The defendant Alan Conrad and his company, the defendant Electronics Production and Monitoring, Inc. (sued herein as EPM Company), are based in the State of Illinois.   In 1987, the defendants entered into an agreement with the plaintiff, a manufacturer of leak detection equipment based in New York, to act as its exclusive sales representative in a sales territory that did not include New York.
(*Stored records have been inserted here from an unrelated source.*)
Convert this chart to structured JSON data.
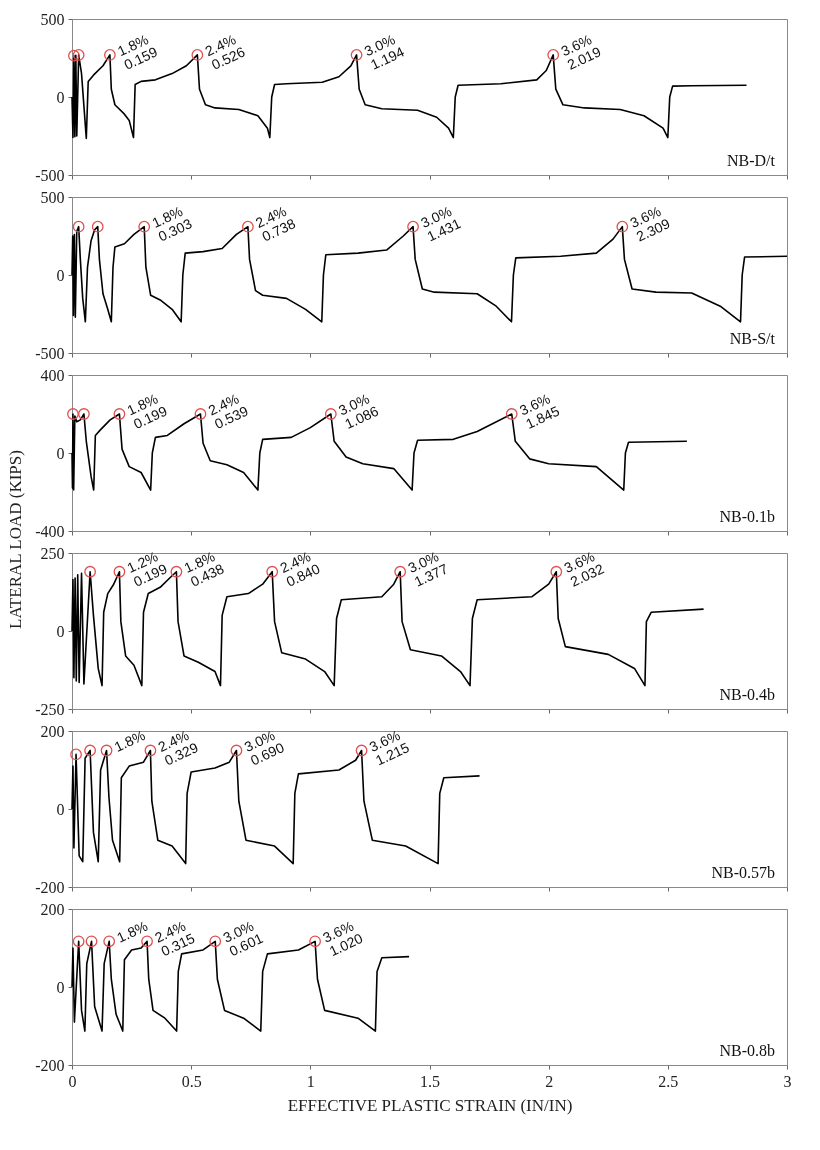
{
  "chart_data": [
    {
      "type": "line",
      "xlim": [
        0,
        3
      ],
      "ylim": [
        -500,
        500
      ],
      "xticks": [
        0,
        0.5,
        1,
        1.5,
        2,
        2.5,
        3
      ],
      "yticks": [
        -500,
        0,
        500
      ],
      "tick_labels": "y",
      "annotations": [
        {
          "text": "1.8%\n0.159",
          "x": 0.159,
          "y": 270
        },
        {
          "text": "2.4%\n0.526",
          "x": 0.526,
          "y": 270
        },
        {
          "text": "3.0%\n1.194",
          "x": 1.194,
          "y": 270
        },
        {
          "text": "3.6%\n2.019",
          "x": 2.019,
          "y": 270
        },
        "NB-D/t"
      ],
      "series": [
        {
          "type": "line",
          "color": "#000000",
          "x": [
            0,
            0.004,
            0.008,
            0.012,
            0.016,
            0.02,
            0.028,
            0.04,
            0.052,
            0.06,
            0.068,
            0.09,
            0.13,
            0.159,
            0.165,
            0.18,
            0.22,
            0.24,
            0.258,
            0.265,
            0.29,
            0.35,
            0.42,
            0.48,
            0.526,
            0.535,
            0.56,
            0.6,
            0.7,
            0.78,
            0.82,
            0.83,
            0.838,
            0.85,
            0.9,
            1.05,
            1.12,
            1.17,
            1.194,
            1.205,
            1.23,
            1.3,
            1.45,
            1.53,
            1.58,
            1.6,
            1.608,
            1.62,
            1.8,
            1.95,
            1.99,
            2.019,
            2.03,
            2.06,
            2.15,
            2.3,
            2.4,
            2.48,
            2.5,
            2.508,
            2.52,
            2.6,
            2.83
          ],
          "values": [
            0,
            -260,
            265,
            -255,
            268,
            -250,
            270,
            150,
            -100,
            -265,
            100,
            140,
            200,
            270,
            50,
            -50,
            -110,
            -150,
            -260,
            80,
            100,
            110,
            150,
            200,
            270,
            50,
            -50,
            -70,
            -80,
            -120,
            -200,
            -260,
            0,
            80,
            85,
            95,
            130,
            200,
            270,
            50,
            -50,
            -75,
            -85,
            -130,
            -200,
            -260,
            0,
            75,
            85,
            110,
            170,
            270,
            50,
            -50,
            -70,
            -80,
            -120,
            -200,
            -260,
            0,
            70,
            72,
            75
          ]
        },
        {
          "type": "scatter",
          "marker": "circle",
          "color": "#e05050",
          "x": [
            0.008,
            0.028,
            0.159,
            0.526,
            1.194,
            2.019
          ],
          "values": [
            265,
            270,
            270,
            270,
            270,
            270
          ]
        }
      ]
    },
    {
      "type": "line",
      "xlim": [
        0,
        3
      ],
      "ylim": [
        -500,
        500
      ],
      "xticks": [
        0,
        0.5,
        1,
        1.5,
        2,
        2.5,
        3
      ],
      "yticks": [
        -500,
        0,
        500
      ],
      "tick_labels": "y",
      "annotations": [
        {
          "text": "1.8%\n0.303",
          "x": 0.303,
          "y": 310
        },
        {
          "text": "2.4%\n0.738",
          "x": 0.738,
          "y": 310
        },
        {
          "text": "3.0%\n1.431",
          "x": 1.431,
          "y": 310
        },
        {
          "text": "3.6%\n2.309",
          "x": 2.309,
          "y": 310
        },
        "NB-S/t"
      ],
      "series": [
        {
          "type": "line",
          "color": "#000000",
          "x": [
            0,
            0.003,
            0.006,
            0.01,
            0.014,
            0.02,
            0.028,
            0.035,
            0.045,
            0.056,
            0.065,
            0.08,
            0.095,
            0.108,
            0.115,
            0.13,
            0.15,
            0.165,
            0.172,
            0.18,
            0.22,
            0.26,
            0.303,
            0.31,
            0.33,
            0.37,
            0.42,
            0.458,
            0.465,
            0.475,
            0.55,
            0.63,
            0.69,
            0.738,
            0.745,
            0.77,
            0.8,
            0.9,
            0.98,
            1.048,
            1.055,
            1.065,
            1.2,
            1.32,
            1.39,
            1.431,
            1.44,
            1.47,
            1.52,
            1.7,
            1.78,
            1.844,
            1.852,
            1.862,
            2.05,
            2.2,
            2.27,
            2.309,
            2.318,
            2.35,
            2.45,
            2.6,
            2.72,
            2.805,
            2.812,
            2.822,
            3.0
          ],
          "values": [
            0,
            250,
            -260,
            260,
            -270,
            280,
            310,
            100,
            -150,
            -300,
            50,
            220,
            290,
            310,
            100,
            -120,
            -220,
            -300,
            50,
            180,
            200,
            260,
            310,
            50,
            -130,
            -160,
            -220,
            -300,
            0,
            140,
            150,
            170,
            260,
            310,
            100,
            -100,
            -130,
            -150,
            -220,
            -300,
            0,
            130,
            140,
            160,
            250,
            310,
            100,
            -90,
            -110,
            -120,
            -200,
            -300,
            0,
            110,
            120,
            140,
            230,
            310,
            100,
            -90,
            -110,
            -115,
            -200,
            -300,
            0,
            115,
            120
          ]
        },
        {
          "type": "scatter",
          "marker": "circle",
          "color": "#e05050",
          "x": [
            0.028,
            0.108,
            0.303,
            0.738,
            1.431,
            2.309
          ],
          "values": [
            310,
            310,
            310,
            310,
            310,
            310
          ]
        }
      ]
    },
    {
      "type": "line",
      "xlim": [
        0,
        3
      ],
      "ylim": [
        -400,
        400
      ],
      "xticks": [
        0,
        0.5,
        1,
        1.5,
        2,
        2.5,
        3
      ],
      "yticks": [
        -400,
        0,
        400
      ],
      "tick_labels": "y",
      "ylabel": "LATERAL LOAD (KIPS)",
      "annotations": [
        {
          "text": "1.8%\n0.199",
          "x": 0.199,
          "y": 200
        },
        {
          "text": "2.4%\n0.539",
          "x": 0.539,
          "y": 200
        },
        {
          "text": "3.0%\n1.086",
          "x": 1.086,
          "y": 200
        },
        {
          "text": "3.6%\n1.845",
          "x": 1.845,
          "y": 200
        },
        "NB-0.1b"
      ],
      "series": [
        {
          "type": "line",
          "color": "#000000",
          "x": [
            0,
            0.002,
            0.004,
            0.007,
            0.012,
            0.02,
            0.035,
            0.05,
            0.06,
            0.08,
            0.091,
            0.098,
            0.12,
            0.16,
            0.199,
            0.21,
            0.24,
            0.29,
            0.33,
            0.337,
            0.35,
            0.4,
            0.47,
            0.539,
            0.55,
            0.58,
            0.65,
            0.72,
            0.78,
            0.788,
            0.8,
            0.92,
            1.0,
            1.086,
            1.1,
            1.15,
            1.22,
            1.35,
            1.427,
            1.435,
            1.45,
            1.6,
            1.7,
            1.845,
            1.86,
            1.92,
            2.0,
            2.2,
            2.315,
            2.322,
            2.335,
            2.58
          ],
          "values": [
            0,
            -180,
            200,
            -190,
            190,
            160,
            170,
            200,
            60,
            -120,
            -190,
            90,
            120,
            170,
            200,
            20,
            -70,
            -100,
            -190,
            0,
            80,
            90,
            150,
            200,
            50,
            -40,
            -60,
            -100,
            -190,
            0,
            70,
            80,
            130,
            200,
            60,
            -20,
            -55,
            -80,
            -190,
            0,
            65,
            70,
            110,
            200,
            60,
            -30,
            -55,
            -70,
            -190,
            0,
            55,
            60
          ]
        },
        {
          "type": "scatter",
          "marker": "circle",
          "color": "#e05050",
          "x": [
            0.004,
            0.05,
            0.199,
            0.539,
            1.086,
            1.845
          ],
          "values": [
            200,
            200,
            200,
            200,
            200,
            200
          ]
        }
      ]
    },
    {
      "type": "line",
      "xlim": [
        0,
        3
      ],
      "ylim": [
        -250,
        250
      ],
      "xticks": [
        0,
        0.5,
        1,
        1.5,
        2,
        2.5,
        3
      ],
      "yticks": [
        -250,
        0,
        250
      ],
      "tick_labels": "y",
      "annotations": [
        {
          "text": "1.2%\n0.199",
          "x": 0.199,
          "y": 190
        },
        {
          "text": "1.8%\n0.438",
          "x": 0.438,
          "y": 190
        },
        {
          "text": "2.4%\n0.840",
          "x": 0.84,
          "y": 190
        },
        {
          "text": "3.0%\n1.377",
          "x": 1.377,
          "y": 190
        },
        {
          "text": "3.6%\n2.032",
          "x": 2.032,
          "y": 190
        },
        "NB-0.4b"
      ],
      "series": [
        {
          "type": "line",
          "color": "#000000",
          "x": [
            0,
            0.004,
            0.008,
            0.013,
            0.018,
            0.024,
            0.03,
            0.04,
            0.05,
            0.076,
            0.09,
            0.11,
            0.126,
            0.133,
            0.15,
            0.175,
            0.199,
            0.205,
            0.225,
            0.26,
            0.293,
            0.3,
            0.32,
            0.37,
            0.41,
            0.438,
            0.445,
            0.47,
            0.53,
            0.6,
            0.623,
            0.63,
            0.65,
            0.74,
            0.8,
            0.84,
            0.85,
            0.88,
            0.98,
            1.06,
            1.1,
            1.11,
            1.13,
            1.3,
            1.35,
            1.377,
            1.385,
            1.42,
            1.55,
            1.63,
            1.67,
            1.68,
            1.7,
            1.93,
            2.0,
            2.032,
            2.04,
            2.07,
            2.25,
            2.36,
            2.404,
            2.41,
            2.43,
            2.65
          ],
          "values": [
            0,
            165,
            -150,
            170,
            -160,
            180,
            -165,
            185,
            -170,
            190,
            50,
            -120,
            -175,
            60,
            120,
            150,
            190,
            30,
            -80,
            -110,
            -175,
            60,
            120,
            140,
            170,
            190,
            30,
            -80,
            -100,
            -130,
            -175,
            50,
            110,
            120,
            150,
            190,
            30,
            -70,
            -90,
            -130,
            -175,
            40,
            100,
            110,
            150,
            190,
            30,
            -60,
            -80,
            -130,
            -175,
            40,
            100,
            110,
            150,
            190,
            40,
            -50,
            -75,
            -120,
            -175,
            30,
            60,
            70
          ]
        },
        {
          "type": "scatter",
          "marker": "circle",
          "color": "#e05050",
          "x": [
            0.076,
            0.199,
            0.438,
            0.84,
            1.377,
            2.032
          ],
          "values": [
            190,
            190,
            190,
            190,
            190,
            190
          ]
        }
      ]
    },
    {
      "type": "line",
      "xlim": [
        0,
        3
      ],
      "ylim": [
        -200,
        200
      ],
      "xticks": [
        0,
        0.5,
        1,
        1.5,
        2,
        2.5,
        3
      ],
      "yticks": [
        -200,
        0,
        200
      ],
      "tick_labels": "y",
      "annotations": [
        {
          "text": "1.8%",
          "x": 0.145,
          "y": 150
        },
        {
          "text": "2.4%\n0.329",
          "x": 0.329,
          "y": 150
        },
        {
          "text": "3.0%\n0.690",
          "x": 0.69,
          "y": 150
        },
        {
          "text": "3.6%\n1.215",
          "x": 1.215,
          "y": 150
        },
        "NB-0.57b"
      ],
      "series": [
        {
          "type": "line",
          "color": "#000000",
          "x": [
            0,
            0.004,
            0.008,
            0.017,
            0.03,
            0.045,
            0.055,
            0.076,
            0.09,
            0.11,
            0.12,
            0.145,
            0.155,
            0.17,
            0.2,
            0.207,
            0.24,
            0.3,
            0.329,
            0.335,
            0.36,
            0.42,
            0.477,
            0.483,
            0.5,
            0.6,
            0.66,
            0.69,
            0.7,
            0.73,
            0.85,
            0.928,
            0.935,
            0.95,
            1.12,
            1.19,
            1.215,
            1.225,
            1.26,
            1.4,
            1.536,
            1.543,
            1.56,
            1.71
          ],
          "values": [
            0,
            110,
            -100,
            140,
            -120,
            -135,
            130,
            150,
            -60,
            -135,
            100,
            150,
            30,
            -80,
            -135,
            80,
            110,
            120,
            150,
            20,
            -80,
            -95,
            -140,
            40,
            95,
            105,
            120,
            150,
            20,
            -80,
            -95,
            -140,
            40,
            90,
            100,
            125,
            150,
            20,
            -80,
            -95,
            -140,
            40,
            80,
            85
          ]
        },
        {
          "type": "scatter",
          "marker": "circle",
          "color": "#e05050",
          "x": [
            0.017,
            0.076,
            0.145,
            0.329,
            0.69,
            1.215
          ],
          "values": [
            140,
            150,
            150,
            150,
            150,
            150
          ]
        }
      ]
    },
    {
      "type": "line",
      "xlim": [
        0,
        3
      ],
      "ylim": [
        -200,
        200
      ],
      "xticks": [
        0,
        0.5,
        1,
        1.5,
        2,
        2.5,
        3
      ],
      "yticks": [
        -200,
        0,
        200
      ],
      "xlabel": "EFFECTIVE PLASTIC STRAIN (IN/IN)",
      "annotations": [
        {
          "text": "1.8%",
          "x": 0.156,
          "y": 117
        },
        {
          "text": "2.4%\n0.315",
          "x": 0.315,
          "y": 117
        },
        {
          "text": "3.0%\n0.601",
          "x": 0.601,
          "y": 117
        },
        {
          "text": "3.6%\n1.020",
          "x": 1.02,
          "y": 117
        },
        "NB-0.8b"
      ],
      "series": [
        {
          "type": "line",
          "color": "#000000",
          "x": [
            0,
            0.004,
            0.01,
            0.028,
            0.04,
            0.054,
            0.062,
            0.082,
            0.095,
            0.126,
            0.135,
            0.156,
            0.165,
            0.185,
            0.213,
            0.22,
            0.25,
            0.29,
            0.315,
            0.322,
            0.34,
            0.39,
            0.439,
            0.446,
            0.46,
            0.55,
            0.601,
            0.61,
            0.64,
            0.72,
            0.792,
            0.8,
            0.82,
            0.95,
            1.02,
            1.03,
            1.06,
            1.2,
            1.273,
            1.28,
            1.3,
            1.414
          ],
          "values": [
            0,
            100,
            -90,
            117,
            -60,
            -113,
            60,
            117,
            -50,
            -113,
            60,
            117,
            20,
            -70,
            -113,
            70,
            95,
            100,
            117,
            20,
            -60,
            -80,
            -113,
            40,
            85,
            95,
            117,
            20,
            -60,
            -80,
            -113,
            40,
            85,
            95,
            117,
            20,
            -60,
            -80,
            -113,
            40,
            75,
            78
          ]
        },
        {
          "type": "scatter",
          "marker": "circle",
          "color": "#e05050",
          "x": [
            0.028,
            0.082,
            0.156,
            0.315,
            0.601,
            1.02
          ],
          "values": [
            117,
            117,
            117,
            117,
            117,
            117
          ]
        }
      ]
    }
  ]
}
The plaintiff contends, inter alia, that before the termination of its relationship with the defendants in 2002, it made several overpayments to the defendants.   The defendants moved to dismiss the complaint, contending that the Supreme Court did not have “long-arm” jurisdiction over them.   The Supreme Court granted the motion and entered a judgment on June 25, 2003, dismissing the complaint.

New York may exercise “long-arm” jurisdiction over a foreign independent contractor, which for several years earned substantial commissions as a sales representative for a New York manufacturer, and which did so by soliciting customers in a territory that does not encompass New York (see CPLR 302[a] [1];  Reiner & Co. v. Schwartz, 41 N.Y.2d 648, 394 N.Y.S.2d 844, 363 N.E.2d 551).   That the defendant Alan Conrad was not physically present in New York while selling the plaintiff's products or that the 1987 sales agreement between the parties was not signed in New York are not decisive factors (see e.g. Burger King Corp. v. Rudzewicz, 471 U.S. 462, 473-480, 105 S.Ct. 2174, 85 L.Ed.2d 528;  Kreutter v. McFadden Oil Corp., 71 N.Y.2d 460, 467, 527 N.Y.S.2d 195, 522 N.E.2d 40;  Parke-Bernet Galleries v. Franklyn, 26 N.Y.2d 13, 16-17, 308 N.Y.S.2d 337, 256 N.E.2d 506;  Lupton Assocs. v. Northeast Plastics, 105 A.D.2d 3, 482 N.Y.S.2d 647;  L.F. Rothschild, Unterberg, Towbin v. Thompson, 78 A.D.2d 795, 433 N.Y.S.2d 6;  Engelhardt v. Shields & Co., 50 Misc.2d 7, 269 N.Y.S.2d 238).